Tuesday, March 27, 2012

One Cover, Two Looks

The image used on the cover is taken from an 1890 lithograph by Calvert Litho. Co. entitled Trapeze Artists in Circus. I really like this image as it speaks to friendship, and the women reaching out to each other is quite lovely. I cut out these figures using Photoshop and layered them on top of a grainy background that gives a vintage feel. In the first cover, the focus is clearly on the women with the eye sweeping upward. I used a script font, with the red in the author’s name at the top right acting as a counterbalance to the focus on the bottom left.

The second cover has a more modern look. Here, the blocked text is the focus with the eye sweeping down and around, following the curve of the woman’s legs and arms. The modern font is in stark contract to the vintage looking black and white image. The background is blue, suggesting the sky.

Thursday, March 15, 2012

Hummingbird Video Book Trailer

A mesmerizing promo for John Wall Barger's collection of poems, "Hummingbird," coming out spring 2012 with Palimpsest Press.

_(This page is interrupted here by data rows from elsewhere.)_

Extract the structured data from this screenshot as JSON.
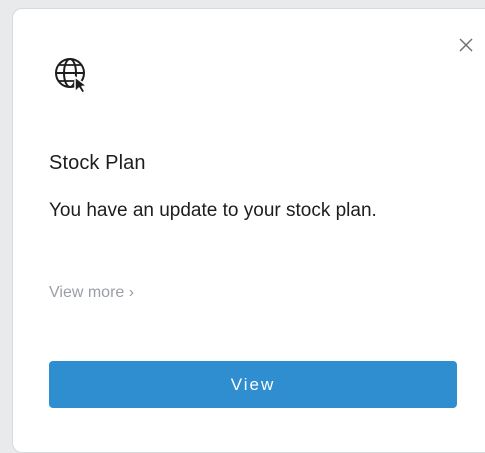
{
  "card": {
    "icon": "globe-cursor-icon",
    "close_icon": "close-icon",
    "title": "Stock Plan",
    "message": "You have an update to your stock plan.",
    "view_more_label": "View more ›",
    "button_label": "View"
  },
  "colors": {
    "button_bg": "#2e8ecf",
    "link_gray": "#9a9ea5",
    "text_dark": "#1d1d1f"
  }
}
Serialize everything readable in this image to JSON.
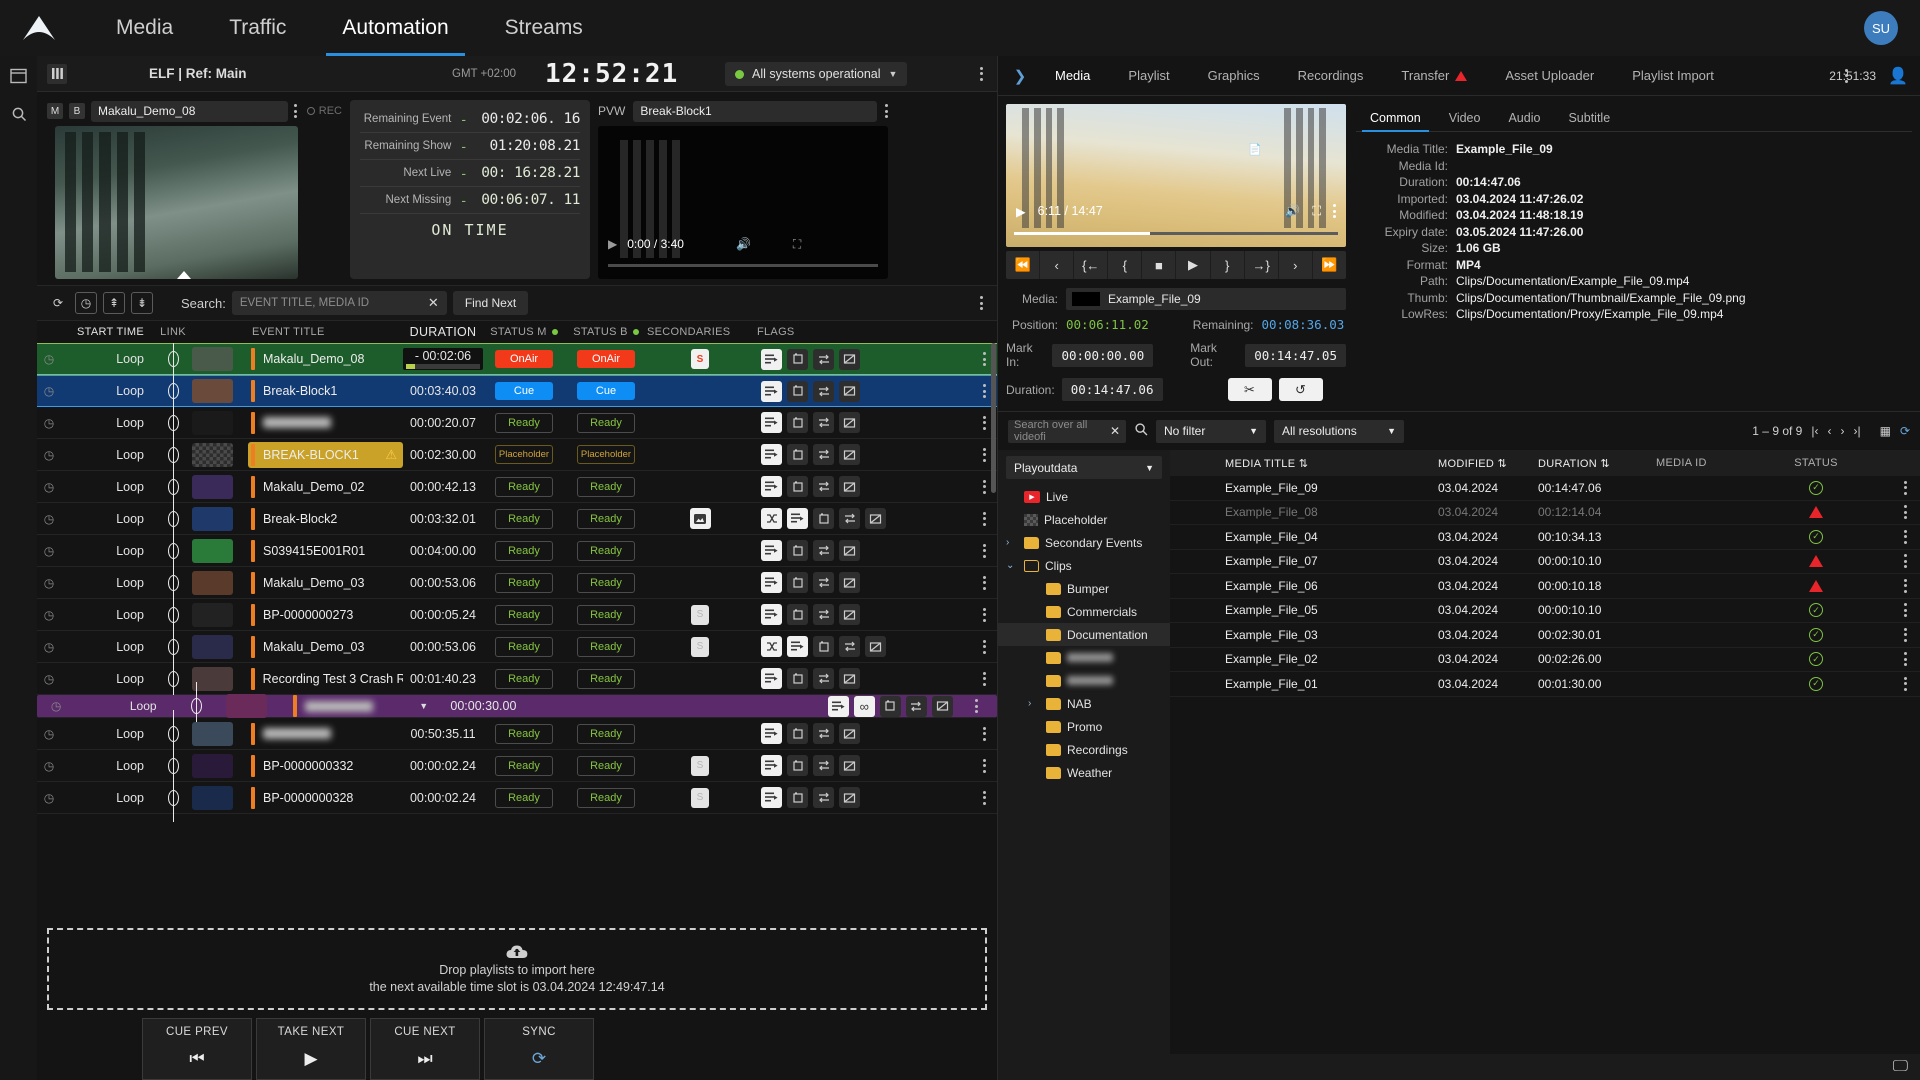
{
  "nav": {
    "tabs": [
      {
        "label": "Media",
        "active": false
      },
      {
        "label": "Traffic",
        "active": false
      },
      {
        "label": "Automation",
        "active": true
      },
      {
        "label": "Streams",
        "active": false
      }
    ],
    "avatar": "SU"
  },
  "playout_bar": {
    "grid_icon": "grid-icon",
    "ref_title": "ELF | Ref: Main",
    "gmt": "GMT +02:00",
    "clock": "12:52:21",
    "system_status": "All systems operational",
    "status_color": "#7ac943"
  },
  "program": {
    "m_badge": "M",
    "b_badge": "B",
    "name": "Makalu_Demo_08",
    "rec_label": "REC"
  },
  "timers": {
    "rows": [
      {
        "label": "Remaining Event",
        "sign": "-",
        "value": "00:02:06. 16"
      },
      {
        "label": "Remaining Show",
        "sign": "-",
        "value": "01:20:08.21"
      },
      {
        "label": "Next Live",
        "sign": "-",
        "value": "00: 16:28.21"
      },
      {
        "label": "Next Missing",
        "sign": "-",
        "value": "00:06:07. 11"
      }
    ],
    "status": "ON TIME"
  },
  "preview": {
    "label": "PVW",
    "name": "Break-Block1",
    "time": "0:00 / 3:40"
  },
  "search": {
    "label": "Search:",
    "placeholder": "EVENT TITLE, MEDIA ID",
    "clear": "✕",
    "find_next": "Find Next",
    "buttons": [
      "refresh-icon",
      "timer-icon",
      "jump-top-icon",
      "jump-bottom-icon"
    ]
  },
  "rundown": {
    "columns": [
      "START TIME",
      "LINK",
      "EVENT TITLE",
      "DURATION",
      "STATUS M",
      "STATUS B",
      "SECONDARIES",
      "FLAGS"
    ],
    "rows": [
      {
        "start": "Loop",
        "title": "Makalu_Demo_08",
        "blur": false,
        "duration": "- 00:02:06",
        "progress": true,
        "status_m": "OnAir",
        "status_b": "OnAir",
        "state": "onair",
        "secondaries": [
          "S"
        ],
        "flags": [
          "list",
          "repeat",
          "swap",
          "nomute"
        ],
        "shuffle": false,
        "loopinf": false,
        "img": false,
        "warn": false
      },
      {
        "start": "Loop",
        "title": "Break-Block1",
        "blur": false,
        "duration": "00:03:40.03",
        "status_m": "Cue",
        "status_b": "Cue",
        "state": "cue",
        "secondaries": [],
        "flags": [
          "list",
          "repeat",
          "swap",
          "nomute"
        ],
        "shuffle": false,
        "loopinf": false,
        "img": false,
        "warn": false
      },
      {
        "start": "Loop",
        "title": "Hidden_Title_01",
        "blur": true,
        "duration": "00:00:20.07",
        "status_m": "Ready",
        "status_b": "Ready",
        "state": "ready",
        "secondaries": [],
        "flags": [
          "list",
          "repeat",
          "swap",
          "nomute"
        ],
        "shuffle": false,
        "loopinf": false,
        "img": false,
        "warn": false
      },
      {
        "start": "Loop",
        "title": "BREAK-BLOCK1",
        "blur": false,
        "duration": "00:02:30.00",
        "status_m": "Placeholder",
        "status_b": "Placeholder",
        "state": "placeholder",
        "secondaries": [],
        "flags": [
          "list",
          "repeat",
          "swap",
          "nomute"
        ],
        "shuffle": false,
        "loopinf": false,
        "img": false,
        "warn": true
      },
      {
        "start": "Loop",
        "title": "Makalu_Demo_02",
        "blur": false,
        "duration": "00:00:42.13",
        "status_m": "Ready",
        "status_b": "Ready",
        "state": "ready",
        "secondaries": [],
        "flags": [
          "list",
          "repeat",
          "swap",
          "nomute"
        ],
        "shuffle": false,
        "loopinf": false,
        "img": false,
        "warn": false
      },
      {
        "start": "Loop",
        "title": "Break-Block2",
        "blur": false,
        "duration": "00:03:32.01",
        "status_m": "Ready",
        "status_b": "Ready",
        "state": "ready",
        "secondaries": [
          "image"
        ],
        "flags": [
          "list",
          "repeat",
          "swap",
          "nomute"
        ],
        "shuffle": true,
        "loopinf": false,
        "img": true,
        "warn": false
      },
      {
        "start": "Loop",
        "title": "S039415E001R01",
        "blur": false,
        "duration": "00:04:00.00",
        "status_m": "Ready",
        "status_b": "Ready",
        "state": "ready",
        "secondaries": [],
        "flags": [
          "list",
          "repeat",
          "swap",
          "nomute"
        ],
        "shuffle": false,
        "loopinf": false,
        "img": false,
        "warn": false
      },
      {
        "start": "Loop",
        "title": "Makalu_Demo_03",
        "blur": false,
        "duration": "00:00:53.06",
        "status_m": "Ready",
        "status_b": "Ready",
        "state": "ready",
        "secondaries": [],
        "flags": [
          "list",
          "repeat",
          "swap",
          "nomute"
        ],
        "shuffle": false,
        "loopinf": false,
        "img": false,
        "warn": false
      },
      {
        "start": "Loop",
        "title": "BP-0000000273",
        "blur": false,
        "duration": "00:00:05.24",
        "status_m": "Ready",
        "status_b": "Ready",
        "state": "ready",
        "secondaries": [
          "S"
        ],
        "flags": [
          "list",
          "repeat",
          "swap",
          "nomute"
        ],
        "shuffle": false,
        "loopinf": false,
        "img": false,
        "warn": false
      },
      {
        "start": "Loop",
        "title": "Makalu_Demo_03",
        "blur": false,
        "duration": "00:00:53.06",
        "status_m": "Ready",
        "status_b": "Ready",
        "state": "ready",
        "secondaries": [
          "S"
        ],
        "flags": [
          "list",
          "repeat",
          "swap",
          "nomute"
        ],
        "shuffle": true,
        "loopinf": false,
        "img": false,
        "warn": false
      },
      {
        "start": "Loop",
        "title": "Recording Test 3 Crash R...",
        "blur": false,
        "duration": "00:01:40.23",
        "status_m": "Ready",
        "status_b": "Ready",
        "state": "ready",
        "secondaries": [],
        "flags": [
          "list",
          "repeat",
          "swap",
          "nomute"
        ],
        "shuffle": false,
        "loopinf": false,
        "img": false,
        "warn": false
      },
      {
        "start": "Loop",
        "title": "Selected_Row_Hidden",
        "blur": true,
        "duration": "00:00:30.00",
        "status_m": "",
        "status_b": "",
        "state": "selected",
        "secondaries": [],
        "flags": [
          "list",
          "infinity",
          "repeat",
          "swap",
          "nomute"
        ],
        "shuffle": false,
        "loopinf": true,
        "img": false,
        "warn": false
      },
      {
        "start": "Loop",
        "title": "Hidden_Title_02",
        "blur": true,
        "duration": "00:50:35.11",
        "status_m": "Ready",
        "status_b": "Ready",
        "state": "ready",
        "secondaries": [],
        "flags": [
          "list",
          "repeat",
          "swap",
          "nomute"
        ],
        "shuffle": false,
        "loopinf": false,
        "img": false,
        "warn": false
      },
      {
        "start": "Loop",
        "title": "BP-0000000332",
        "blur": false,
        "duration": "00:00:02.24",
        "status_m": "Ready",
        "status_b": "Ready",
        "state": "ready",
        "secondaries": [
          "S"
        ],
        "flags": [
          "list",
          "repeat",
          "swap",
          "nomute"
        ],
        "shuffle": false,
        "loopinf": false,
        "img": false,
        "warn": false
      },
      {
        "start": "Loop",
        "title": "BP-0000000328",
        "blur": false,
        "duration": "00:00:02.24",
        "status_m": "Ready",
        "status_b": "Ready",
        "state": "ready",
        "secondaries": [
          "S"
        ],
        "flags": [
          "list",
          "repeat",
          "swap",
          "nomute"
        ],
        "shuffle": false,
        "loopinf": false,
        "img": false,
        "warn": false
      }
    ]
  },
  "dropzone": {
    "line1": "Drop playlists to import here",
    "line2": "the next available time slot is 03.04.2024 12:49:47.14",
    "icon": "upload-cloud-icon"
  },
  "transport": {
    "buttons": [
      {
        "label": "CUE PREV",
        "icon": "⏮"
      },
      {
        "label": "TAKE NEXT",
        "icon": "▶"
      },
      {
        "label": "CUE NEXT",
        "icon": "⏭"
      },
      {
        "label": "SYNC",
        "icon": "⟳"
      }
    ]
  },
  "right_panel": {
    "tabs": [
      {
        "label": "Media",
        "active": true,
        "warn": false
      },
      {
        "label": "Playlist",
        "active": false,
        "warn": false
      },
      {
        "label": "Graphics",
        "active": false,
        "warn": false
      },
      {
        "label": "Recordings",
        "active": false,
        "warn": false
      },
      {
        "label": "Transfer",
        "active": false,
        "warn": true
      },
      {
        "label": "Asset Uploader",
        "active": false,
        "warn": false
      },
      {
        "label": "Playlist Import",
        "active": false,
        "warn": false
      }
    ],
    "time": "21:51:33"
  },
  "player": {
    "time": "6:11 / 14:47",
    "transport_icons": [
      "⏪",
      "‹",
      "{←",
      "{",
      "■",
      "▶",
      "}",
      "→}",
      "›",
      "⏩"
    ],
    "media_label": "Media:",
    "media_value": "Example_File_09",
    "position_label": "Position:",
    "position_value": "00:06:11.02",
    "remaining_label": "Remaining:",
    "remaining_value": "00:08:36.03",
    "mark_in_label": "Mark In:",
    "mark_in": "00:00:00.00",
    "mark_out_label": "Mark Out:",
    "mark_out": "00:14:47.05",
    "duration_label": "Duration:",
    "duration": "00:14:47.06",
    "cut_icon": "scissors-icon",
    "reset_icon": "reset-icon"
  },
  "metadata": {
    "tabs": [
      {
        "label": "Common",
        "active": true
      },
      {
        "label": "Video",
        "active": false
      },
      {
        "label": "Audio",
        "active": false
      },
      {
        "label": "Subtitle",
        "active": false
      }
    ],
    "fields": [
      {
        "key": "Media Title:",
        "value": "Example_File_09",
        "icon": true
      },
      {
        "key": "Media Id:",
        "value": "",
        "icon": false
      },
      {
        "key": "Duration:",
        "value": "00:14:47.06",
        "icon": false
      },
      {
        "key": "Imported:",
        "value": "03.04.2024 11:47:26.02",
        "icon": false
      },
      {
        "key": "Modified:",
        "value": "03.04.2024 11:48:18.19",
        "icon": false
      },
      {
        "key": "Expiry date:",
        "value": "03.05.2024 11:47:26.00",
        "icon": false
      },
      {
        "key": "Size:",
        "value": "1.06 GB",
        "icon": false
      },
      {
        "key": "Format:",
        "value": "MP4",
        "icon": false
      },
      {
        "key": "Path:",
        "value": "Clips/Documentation/Example_File_09.mp4",
        "icon": false
      },
      {
        "key": "Thumb:",
        "value": "Clips/Documentation/Thumbnail/Example_File_09.png",
        "icon": false
      },
      {
        "key": "LowRes:",
        "value": "Clips/Documentation/Proxy/Example_File_09.mp4",
        "icon": false
      }
    ]
  },
  "media_browser": {
    "search_placeholder": "Search over all videofi",
    "filter": "No filter",
    "resolution": "All resolutions",
    "pager": "1 – 9 of 9",
    "root": "Playoutdata",
    "tree": [
      {
        "label": "Live",
        "icon": "live-icon",
        "depth": 0,
        "chev": "",
        "active": false,
        "blur": false
      },
      {
        "label": "Placeholder",
        "icon": "placeholder-icon",
        "depth": 0,
        "chev": "",
        "active": false,
        "blur": false
      },
      {
        "label": "Secondary Events",
        "icon": "folder-icon",
        "depth": 0,
        "chev": "›",
        "active": false,
        "blur": false
      },
      {
        "label": "Clips",
        "icon": "folder-open-icon",
        "depth": 0,
        "chev": "⌄",
        "active": false,
        "blur": false
      },
      {
        "label": "Bumper",
        "icon": "folder-icon",
        "depth": 1,
        "chev": "",
        "active": false,
        "blur": false
      },
      {
        "label": "Commercials",
        "icon": "folder-icon",
        "depth": 1,
        "chev": "",
        "active": false,
        "blur": false
      },
      {
        "label": "Documentation",
        "icon": "folder-icon",
        "depth": 1,
        "chev": "",
        "active": true,
        "blur": false
      },
      {
        "label": "Hidden_A",
        "icon": "folder-icon",
        "depth": 1,
        "chev": "",
        "active": false,
        "blur": true
      },
      {
        "label": "Hidden_B",
        "icon": "folder-icon",
        "depth": 1,
        "chev": "",
        "active": false,
        "blur": true
      },
      {
        "label": "NAB",
        "icon": "folder-icon",
        "depth": 1,
        "chev": "›",
        "active": false,
        "blur": false
      },
      {
        "label": "Promo",
        "icon": "folder-icon",
        "depth": 1,
        "chev": "",
        "active": false,
        "blur": false
      },
      {
        "label": "Recordings",
        "icon": "folder-icon",
        "depth": 1,
        "chev": "",
        "active": false,
        "blur": false
      },
      {
        "label": "Weather",
        "icon": "folder-icon",
        "depth": 1,
        "chev": "",
        "active": false,
        "blur": false
      }
    ],
    "columns": [
      "MEDIA TITLE",
      "MODIFIED",
      "DURATION",
      "MEDIA ID",
      "STATUS"
    ],
    "rows": [
      {
        "title": "Example_File_09",
        "modified": "03.04.2024",
        "duration": "00:14:47.06",
        "media_id": "",
        "status": "ok",
        "dim": false,
        "thumb": "#0a0a0a"
      },
      {
        "title": "Example_File_08",
        "modified": "03.04.2024",
        "duration": "00:12:14.04",
        "media_id": "",
        "status": "warn",
        "dim": true,
        "thumb": "#0a0a0a"
      },
      {
        "title": "Example_File_04",
        "modified": "03.04.2024",
        "duration": "00:10:34.13",
        "media_id": "",
        "status": "ok",
        "dim": false,
        "thumb": "#f2f2f2"
      },
      {
        "title": "Example_File_07",
        "modified": "03.04.2024",
        "duration": "00:00:10.10",
        "media_id": "",
        "status": "warn",
        "dim": false,
        "thumb": "#2b2b2b"
      },
      {
        "title": "Example_File_06",
        "modified": "03.04.2024",
        "duration": "00:00:10.18",
        "media_id": "",
        "status": "warn",
        "dim": false,
        "thumb": "#2d1440"
      },
      {
        "title": "Example_File_05",
        "modified": "03.04.2024",
        "duration": "00:00:10.10",
        "media_id": "",
        "status": "ok",
        "dim": false,
        "thumb": "#3a1a18"
      },
      {
        "title": "Example_File_03",
        "modified": "03.04.2024",
        "duration": "00:02:30.01",
        "media_id": "",
        "status": "ok",
        "dim": false,
        "thumb": "#1d2a3a"
      },
      {
        "title": "Example_File_02",
        "modified": "03.04.2024",
        "duration": "00:02:26.00",
        "media_id": "",
        "status": "ok",
        "dim": false,
        "thumb": "#0a0a0a"
      },
      {
        "title": "Example_File_01",
        "modified": "03.04.2024",
        "duration": "00:01:30.00",
        "media_id": "",
        "status": "ok",
        "dim": false,
        "thumb": "#0a0a0a"
      }
    ]
  },
  "colors": {
    "accent": "#2b8fe0",
    "onair": "#f23a1b",
    "cue": "#0e8ef5",
    "ready": "#84c341",
    "placeholder": "#cfa53a",
    "orange": "#ef7d22"
  }
}
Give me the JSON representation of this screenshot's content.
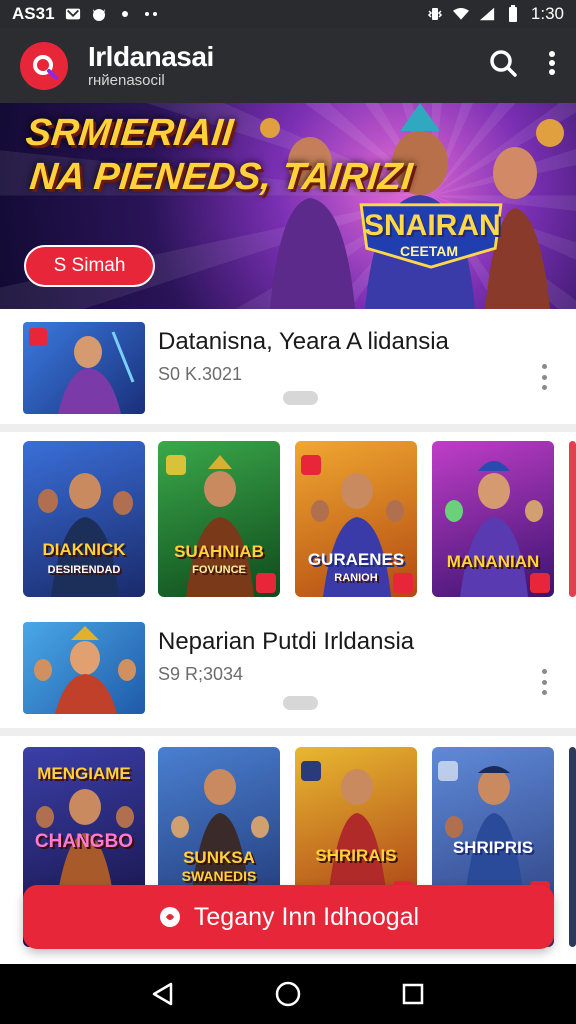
{
  "status_bar": {
    "carrier": "AS31",
    "time": "1:30"
  },
  "app_bar": {
    "title": "Irldanasai",
    "subtitle": "rнйеnasocil"
  },
  "banner": {
    "headline_line1": "SRMIERIAII",
    "headline_line2": "NA PIENEDS, TAIRIZI",
    "logo_title": "SNAIRAN",
    "logo_subtitle": "CEETAM",
    "cta_label": "S Simah"
  },
  "rows": [
    {
      "title": "Datanisna, Yeara A lidansia",
      "meta": "S0 K.3021"
    },
    {
      "title": "Neparian Putdi Irldansia",
      "meta": "S9 R;3034"
    }
  ],
  "grid1": [
    {
      "title": "DIAKNICK",
      "subtitle": "DESIRENDAD",
      "colors": [
        "#3a6fd8",
        "#1a2a6b"
      ]
    },
    {
      "title": "SUAHNIAB",
      "subtitle": "FOVUNCE",
      "colors": [
        "#3aa84a",
        "#0f4a1c"
      ]
    },
    {
      "title": "GURAENES",
      "subtitle": "RANIOH",
      "colors": [
        "#f0a830",
        "#b24a12"
      ]
    },
    {
      "title": "MANANIAN",
      "subtitle": "",
      "colors": [
        "#c03ec7",
        "#3a1370"
      ]
    }
  ],
  "grid2": [
    {
      "title": "MENGIAME",
      "subtitle": "CHANGBO",
      "colors": [
        "#3b3fa8",
        "#130f3d"
      ]
    },
    {
      "title": "SUNKSA",
      "subtitle": "SWANEDIS",
      "colors": [
        "#4a7fd0",
        "#1b2f6a"
      ]
    },
    {
      "title": "SHRIRAIS",
      "subtitle": "",
      "colors": [
        "#e8b830",
        "#a02a12"
      ]
    },
    {
      "title": "SHRIPRIS",
      "subtitle": "",
      "colors": [
        "#5f8ad8",
        "#2a3a7a"
      ]
    }
  ],
  "fab": {
    "label": "Tegany Inn Idhoogal"
  },
  "theme": {
    "accent": "#e8263a",
    "appbar": "#2c2d31"
  }
}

Made by the talented ZZalgrn0n. Music by Drudkh.

Or you can watch it here:

Friday, March 9, 2012

A Review of Ariel Gordon's Hump

Ariel Gordon's Hump was recently reviewed in CV2 (winter 2012). An excerpt of the review is below. A link to CV2 can be found here.

"Ariel Gordon’s Hump is replete with poems that evoke the intricate textures, sounds and colours of nature.  In the opening poem, “Spring in Assiniboine Forest”, the narrator clambers through the moss, roots, mushrooms, spores, roots, and mud to the sound of the bullfrogs’ “balloon-rub chorus”.  The other poems in the section continue delving into the fecundity of the natural world, exploring the shifting seasons and the borders between city and countryside.  The book then moves into the intimate realm with poems flecked with humour.  “Tit Poem” portrays a sister’s feistiness before and after a mastectomy. “Somniloquy” and “Pre-conception” depict the narrator’s tender exasperation at her husband’s vocalizations and snoring that wake her at night."

"Hump’s second section is devoted to the gestational countdown before giving birth, from two months of pregnancy to nine.  The sense of abundance in this section mirrors that of the first, as Gordon carefully layers image after evocative image to vividly convey the sensations of a body irrevocably transitioning into the maternal. For example, in one poem the narrator’s body is described in terms of “loamy curves of battered clay”, and in another poem, it is a “dip & dunk tank, the basin overflowing”. The title of one of my favourite poems in the book, “Eight months: what to expect when you’re expecting”, plays on the title of a popular textbook for expectant mothers..."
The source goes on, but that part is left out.